As an integrated part of the civil service examination, poetry-writing in the Tang Empire was more than a fashion among men of letters. Success in the examination spelled a promising official career for the candidates. Successful or not in the examination, however, excellent poems alone could also bring the poets a sort of recognizable social status, and made their names remembered for ‘thousands of autumns.’ For those less talented writers of poetry, the compilation of a poetry collection would therefore make a considerable alternative.

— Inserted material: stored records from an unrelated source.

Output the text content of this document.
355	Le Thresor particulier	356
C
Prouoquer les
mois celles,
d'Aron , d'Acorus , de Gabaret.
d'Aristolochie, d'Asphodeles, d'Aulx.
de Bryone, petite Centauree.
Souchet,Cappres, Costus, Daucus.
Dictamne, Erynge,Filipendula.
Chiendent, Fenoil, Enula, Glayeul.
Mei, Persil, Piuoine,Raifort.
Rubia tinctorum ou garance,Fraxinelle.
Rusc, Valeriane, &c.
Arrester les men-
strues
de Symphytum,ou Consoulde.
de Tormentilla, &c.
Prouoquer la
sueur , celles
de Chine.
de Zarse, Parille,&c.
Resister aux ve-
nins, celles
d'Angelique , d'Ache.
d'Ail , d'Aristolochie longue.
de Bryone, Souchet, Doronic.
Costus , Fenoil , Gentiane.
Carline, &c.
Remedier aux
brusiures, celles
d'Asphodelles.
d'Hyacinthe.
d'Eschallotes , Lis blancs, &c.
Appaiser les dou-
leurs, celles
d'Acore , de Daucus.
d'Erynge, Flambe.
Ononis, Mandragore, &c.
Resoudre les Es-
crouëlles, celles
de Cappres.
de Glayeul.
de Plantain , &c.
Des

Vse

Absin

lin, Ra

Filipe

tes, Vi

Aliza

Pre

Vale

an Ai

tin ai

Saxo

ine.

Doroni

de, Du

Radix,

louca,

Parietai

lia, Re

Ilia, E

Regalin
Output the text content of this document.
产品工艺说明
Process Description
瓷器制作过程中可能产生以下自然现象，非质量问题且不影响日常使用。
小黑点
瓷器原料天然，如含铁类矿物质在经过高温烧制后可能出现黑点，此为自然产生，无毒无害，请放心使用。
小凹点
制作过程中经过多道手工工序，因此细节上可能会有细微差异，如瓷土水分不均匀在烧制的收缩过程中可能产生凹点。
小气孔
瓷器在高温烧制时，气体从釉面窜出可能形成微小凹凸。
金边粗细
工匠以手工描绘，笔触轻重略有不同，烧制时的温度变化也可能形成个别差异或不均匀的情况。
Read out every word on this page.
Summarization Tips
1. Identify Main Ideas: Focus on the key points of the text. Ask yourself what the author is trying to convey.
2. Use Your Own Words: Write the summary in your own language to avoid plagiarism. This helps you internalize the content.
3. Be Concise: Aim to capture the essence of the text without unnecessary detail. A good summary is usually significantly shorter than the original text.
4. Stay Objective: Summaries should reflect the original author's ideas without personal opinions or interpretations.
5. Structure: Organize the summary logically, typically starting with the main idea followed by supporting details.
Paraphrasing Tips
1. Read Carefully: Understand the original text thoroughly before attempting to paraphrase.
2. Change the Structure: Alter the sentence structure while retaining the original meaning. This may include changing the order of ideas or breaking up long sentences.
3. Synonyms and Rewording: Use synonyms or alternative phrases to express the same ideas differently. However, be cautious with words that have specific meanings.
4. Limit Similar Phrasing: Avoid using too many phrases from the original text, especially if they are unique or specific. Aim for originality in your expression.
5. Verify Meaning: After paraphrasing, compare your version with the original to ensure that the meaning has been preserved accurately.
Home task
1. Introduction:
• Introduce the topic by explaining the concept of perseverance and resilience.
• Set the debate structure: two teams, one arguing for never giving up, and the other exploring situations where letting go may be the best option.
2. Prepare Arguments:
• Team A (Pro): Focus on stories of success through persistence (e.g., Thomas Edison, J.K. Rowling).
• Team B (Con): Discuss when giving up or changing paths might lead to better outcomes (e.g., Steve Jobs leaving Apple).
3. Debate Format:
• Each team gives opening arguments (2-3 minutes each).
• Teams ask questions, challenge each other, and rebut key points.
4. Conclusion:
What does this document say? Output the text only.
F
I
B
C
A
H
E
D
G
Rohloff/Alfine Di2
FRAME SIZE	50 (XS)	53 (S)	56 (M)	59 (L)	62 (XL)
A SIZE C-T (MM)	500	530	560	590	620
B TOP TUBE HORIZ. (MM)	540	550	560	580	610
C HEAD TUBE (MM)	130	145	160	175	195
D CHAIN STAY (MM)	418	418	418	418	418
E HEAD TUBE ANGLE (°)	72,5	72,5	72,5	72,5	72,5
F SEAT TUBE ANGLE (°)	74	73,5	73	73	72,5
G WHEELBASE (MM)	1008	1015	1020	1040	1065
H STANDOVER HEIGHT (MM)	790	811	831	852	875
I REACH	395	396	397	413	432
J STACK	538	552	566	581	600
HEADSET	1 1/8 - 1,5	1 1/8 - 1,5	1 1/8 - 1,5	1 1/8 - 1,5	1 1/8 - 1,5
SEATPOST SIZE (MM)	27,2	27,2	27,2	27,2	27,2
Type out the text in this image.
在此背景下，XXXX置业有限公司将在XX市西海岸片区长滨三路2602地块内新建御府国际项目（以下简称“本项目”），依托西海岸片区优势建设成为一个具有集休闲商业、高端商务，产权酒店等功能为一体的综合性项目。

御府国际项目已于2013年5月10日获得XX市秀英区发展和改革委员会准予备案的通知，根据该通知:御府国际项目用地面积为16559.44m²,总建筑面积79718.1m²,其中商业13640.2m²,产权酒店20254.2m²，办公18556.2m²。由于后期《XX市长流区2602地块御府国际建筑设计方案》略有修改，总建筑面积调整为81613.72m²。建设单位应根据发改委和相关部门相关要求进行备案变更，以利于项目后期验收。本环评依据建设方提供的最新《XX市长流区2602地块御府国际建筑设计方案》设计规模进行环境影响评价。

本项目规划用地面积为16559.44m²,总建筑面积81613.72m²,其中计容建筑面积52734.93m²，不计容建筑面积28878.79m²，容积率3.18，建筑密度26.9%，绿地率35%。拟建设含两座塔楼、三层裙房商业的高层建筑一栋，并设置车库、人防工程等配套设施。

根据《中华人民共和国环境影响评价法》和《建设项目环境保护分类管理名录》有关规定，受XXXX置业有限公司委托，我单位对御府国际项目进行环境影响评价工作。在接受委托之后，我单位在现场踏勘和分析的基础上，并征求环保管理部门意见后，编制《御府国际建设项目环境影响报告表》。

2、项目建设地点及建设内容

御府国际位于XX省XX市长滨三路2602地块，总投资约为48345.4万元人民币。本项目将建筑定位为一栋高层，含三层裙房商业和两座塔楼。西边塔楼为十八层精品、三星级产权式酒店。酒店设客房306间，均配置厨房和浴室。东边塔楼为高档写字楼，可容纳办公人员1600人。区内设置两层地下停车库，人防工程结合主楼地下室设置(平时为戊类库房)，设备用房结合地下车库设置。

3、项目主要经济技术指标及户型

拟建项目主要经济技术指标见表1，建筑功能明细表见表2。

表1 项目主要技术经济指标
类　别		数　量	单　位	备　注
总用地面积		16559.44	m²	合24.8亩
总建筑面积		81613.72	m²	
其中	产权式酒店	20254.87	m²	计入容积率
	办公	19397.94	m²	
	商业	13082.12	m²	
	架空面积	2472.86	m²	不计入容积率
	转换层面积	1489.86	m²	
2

‘What’s up …’ Yang did not finish the question – perhaps with the words ‘your sleeve?’ He had encountered unexpected changes of plan on Judge Dee’s part numerous times. ‘Whatever you decide to do, you don’t have to stay at a temple for that, Master. It’s not difficult to find a better hostel nearby.’
‘Like hostels, Dingguo Temple provides room and board for its visitors. For men of letters, a stay in the temple is also considered far more desirable, and fashionable, too. You may not know that well-known poets like Meng Haoran or Wang Zhihuan wrote poems on the temple walls, and then people came to the temple for the purpose of reading and copying the poems.’